The simple view of reading is organised along two continuums: language comprehension processes and word recognition skills. Both have to be at play for reading to happen.  It is a multiplicative model. If one aspect is missing, the effect of multiplying by 0 holds true. The act of reading has to include both the act of decoding words and understanding what the words, phrases, clauses, sentences (or lines and verses, say) come together to mean.

The idea of decoding and comprehension is not new to schools. But our aim at Simon Balle is to consider in much more depth how both are taught and to what extent the component parts of each have been learned (by which I mean understood and applied in all reading in all subjects).

After much deliberation we have decided to base our ten strands of the art of teaching reading at Simon Balle on Kate Cain’s model (Lancaster University).

Of this model, Galway (2019) writes that this representation is carefully constructed to work up from the ground floor with the implicit understanding that each successive storey rests on those lower down. Two things strike me: firstly, that the pinnacle of reading will only be achieved where teaching is secure in all other areas; secondly, and I hope I am not pushing the analogy too far here, that we are going to need to ascend and descend (on repeat!) a lot of stairs to support reading mastery over time giving due attention to each part (and recognising that the emphasis needed for teaching which part and when will differ from cohort to cohort, group to group, and child by child).

It is essential for us at Simon Balle that, in all areas and certainly not just reading, home and school work in close partnership. And yet, it seems to me that reading might be one of the most important areas in which it is essential for this partnership to work well.

Though the process of teaching and learning to read is complex, our aim is simple. We aspire for all of our children to achieve fluent reading as quickly as possible, because where this reading is efficient, readers can focus on the meaning of what they are reading. It is this that has the potential to open every possible door in their future learning and in life.

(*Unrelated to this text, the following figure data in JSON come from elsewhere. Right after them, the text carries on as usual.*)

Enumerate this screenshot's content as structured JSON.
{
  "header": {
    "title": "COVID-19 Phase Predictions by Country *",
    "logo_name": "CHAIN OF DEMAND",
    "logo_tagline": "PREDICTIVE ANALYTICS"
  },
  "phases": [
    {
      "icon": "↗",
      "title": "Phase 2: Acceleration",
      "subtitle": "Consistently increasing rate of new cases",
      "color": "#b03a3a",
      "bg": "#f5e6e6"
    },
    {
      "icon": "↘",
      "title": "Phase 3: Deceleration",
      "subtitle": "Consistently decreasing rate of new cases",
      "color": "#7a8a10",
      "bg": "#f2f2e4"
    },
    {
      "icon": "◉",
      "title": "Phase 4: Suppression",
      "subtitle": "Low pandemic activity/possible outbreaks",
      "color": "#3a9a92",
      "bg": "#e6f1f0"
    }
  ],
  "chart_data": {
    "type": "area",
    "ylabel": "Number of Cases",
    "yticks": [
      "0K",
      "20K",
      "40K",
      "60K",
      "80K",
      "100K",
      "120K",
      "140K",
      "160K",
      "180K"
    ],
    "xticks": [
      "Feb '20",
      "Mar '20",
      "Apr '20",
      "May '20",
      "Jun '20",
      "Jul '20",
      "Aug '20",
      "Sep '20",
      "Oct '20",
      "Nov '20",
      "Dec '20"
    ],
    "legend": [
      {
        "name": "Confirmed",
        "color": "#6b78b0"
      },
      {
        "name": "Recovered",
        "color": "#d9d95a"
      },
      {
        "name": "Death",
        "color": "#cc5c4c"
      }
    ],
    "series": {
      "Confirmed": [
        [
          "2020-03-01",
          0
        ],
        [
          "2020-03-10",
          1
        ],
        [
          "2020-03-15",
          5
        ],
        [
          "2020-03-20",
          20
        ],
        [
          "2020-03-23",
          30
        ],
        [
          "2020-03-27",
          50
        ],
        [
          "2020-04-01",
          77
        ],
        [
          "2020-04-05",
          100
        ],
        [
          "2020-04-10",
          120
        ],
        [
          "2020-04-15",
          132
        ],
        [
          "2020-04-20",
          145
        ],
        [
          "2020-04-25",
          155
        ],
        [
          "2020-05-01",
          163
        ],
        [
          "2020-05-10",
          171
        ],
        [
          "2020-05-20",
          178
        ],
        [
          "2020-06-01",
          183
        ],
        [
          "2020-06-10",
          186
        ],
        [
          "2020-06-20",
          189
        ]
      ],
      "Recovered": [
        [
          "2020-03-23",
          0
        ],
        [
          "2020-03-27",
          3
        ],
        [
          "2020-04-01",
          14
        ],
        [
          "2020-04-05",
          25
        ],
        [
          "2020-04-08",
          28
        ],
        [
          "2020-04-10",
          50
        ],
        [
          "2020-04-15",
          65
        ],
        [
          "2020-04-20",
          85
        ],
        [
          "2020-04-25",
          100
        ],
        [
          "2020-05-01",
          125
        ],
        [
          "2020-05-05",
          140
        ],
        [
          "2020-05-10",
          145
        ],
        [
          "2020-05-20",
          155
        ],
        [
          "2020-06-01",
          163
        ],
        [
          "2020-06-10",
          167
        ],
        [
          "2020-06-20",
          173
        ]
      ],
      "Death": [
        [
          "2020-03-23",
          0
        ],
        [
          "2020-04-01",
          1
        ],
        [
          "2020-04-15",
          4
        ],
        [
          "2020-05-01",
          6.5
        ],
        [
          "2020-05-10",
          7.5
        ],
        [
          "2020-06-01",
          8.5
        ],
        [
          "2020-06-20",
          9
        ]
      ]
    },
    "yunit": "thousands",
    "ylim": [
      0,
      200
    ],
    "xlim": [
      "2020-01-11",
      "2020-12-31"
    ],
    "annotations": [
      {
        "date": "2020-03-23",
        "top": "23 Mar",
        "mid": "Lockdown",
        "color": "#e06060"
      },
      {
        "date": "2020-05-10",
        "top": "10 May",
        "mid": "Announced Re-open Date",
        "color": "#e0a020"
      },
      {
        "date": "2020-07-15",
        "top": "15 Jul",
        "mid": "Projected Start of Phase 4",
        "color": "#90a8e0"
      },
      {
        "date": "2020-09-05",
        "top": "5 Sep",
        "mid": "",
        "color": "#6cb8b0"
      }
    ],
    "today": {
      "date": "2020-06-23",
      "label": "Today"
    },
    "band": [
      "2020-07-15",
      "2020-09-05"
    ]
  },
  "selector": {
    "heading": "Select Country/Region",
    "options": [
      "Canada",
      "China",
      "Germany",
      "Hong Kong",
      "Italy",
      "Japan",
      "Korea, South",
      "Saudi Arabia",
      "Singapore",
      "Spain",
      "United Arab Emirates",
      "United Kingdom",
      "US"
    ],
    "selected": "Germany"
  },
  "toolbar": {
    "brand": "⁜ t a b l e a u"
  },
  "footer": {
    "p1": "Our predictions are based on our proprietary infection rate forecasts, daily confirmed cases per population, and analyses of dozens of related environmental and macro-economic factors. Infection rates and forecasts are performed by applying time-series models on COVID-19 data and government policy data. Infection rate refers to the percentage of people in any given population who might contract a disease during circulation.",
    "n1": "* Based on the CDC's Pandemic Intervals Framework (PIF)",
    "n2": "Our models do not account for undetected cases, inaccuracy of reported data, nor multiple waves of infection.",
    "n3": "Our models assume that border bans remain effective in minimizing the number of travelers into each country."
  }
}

We are indebted to the English team at Herts for Learning, whose blog ‘What do we mean when we talk about reading (and writing) fluency?’, published 2 October 2019, has inspired us as a staff, invited us to read and research further, and shaped our thinking around the teaching of reading in the Larch at Simon Balle.

How do we teach reading at Simon Balle? Our ten strands. 

Please note that these ten strands are not written in this order to imply that it is a straight pathway through. Whilst the first bullet points are undoubtedly needed at the early stages, the process is not linear. 

Phonics is taught systematically from day one of Reception at Simon Balle (and indeed throughout Nursery provision at Busy Lizzies if children attend Nursery on site). The whole-class teaching of phonics is valued, where all children are supported to reach at least age-related expectations. Additional group and individual provision supports and challenges learners. Careful attention is paid to medium term planning to ensure an appropriate pace of learning. Regular assessments ensure that children have understood, and can remember and apply their phonics. Teachers’ subject knowledge is advanced in order to anticipate misconceptions: for example: upper and lower case letters must both be taught. Sufficient time is needed for those concepts that take longer to embed (for example, consonant clusters and split digraphs). See appendix one below for a phonics glossary of terms.

‘Tricky’ words are introduced similarly from the very beginning of Reception. Children are taught to recognise less common and rare spellings, and to use what they do know to support word reading.

It is important to distinguish between teaching children to read, and allowing time for children to practice reading. The latter is very important, both at home and at school. Our reading scheme at Simon Balle has been created by us, taking the very best of published schemes and combining them. We believe that when children are learning to read, it is essential that their practice books are at precisely the right level for their acquisition of phonics (the sounds that they can recall with ease) and their recognition of words (automaticity in word reading).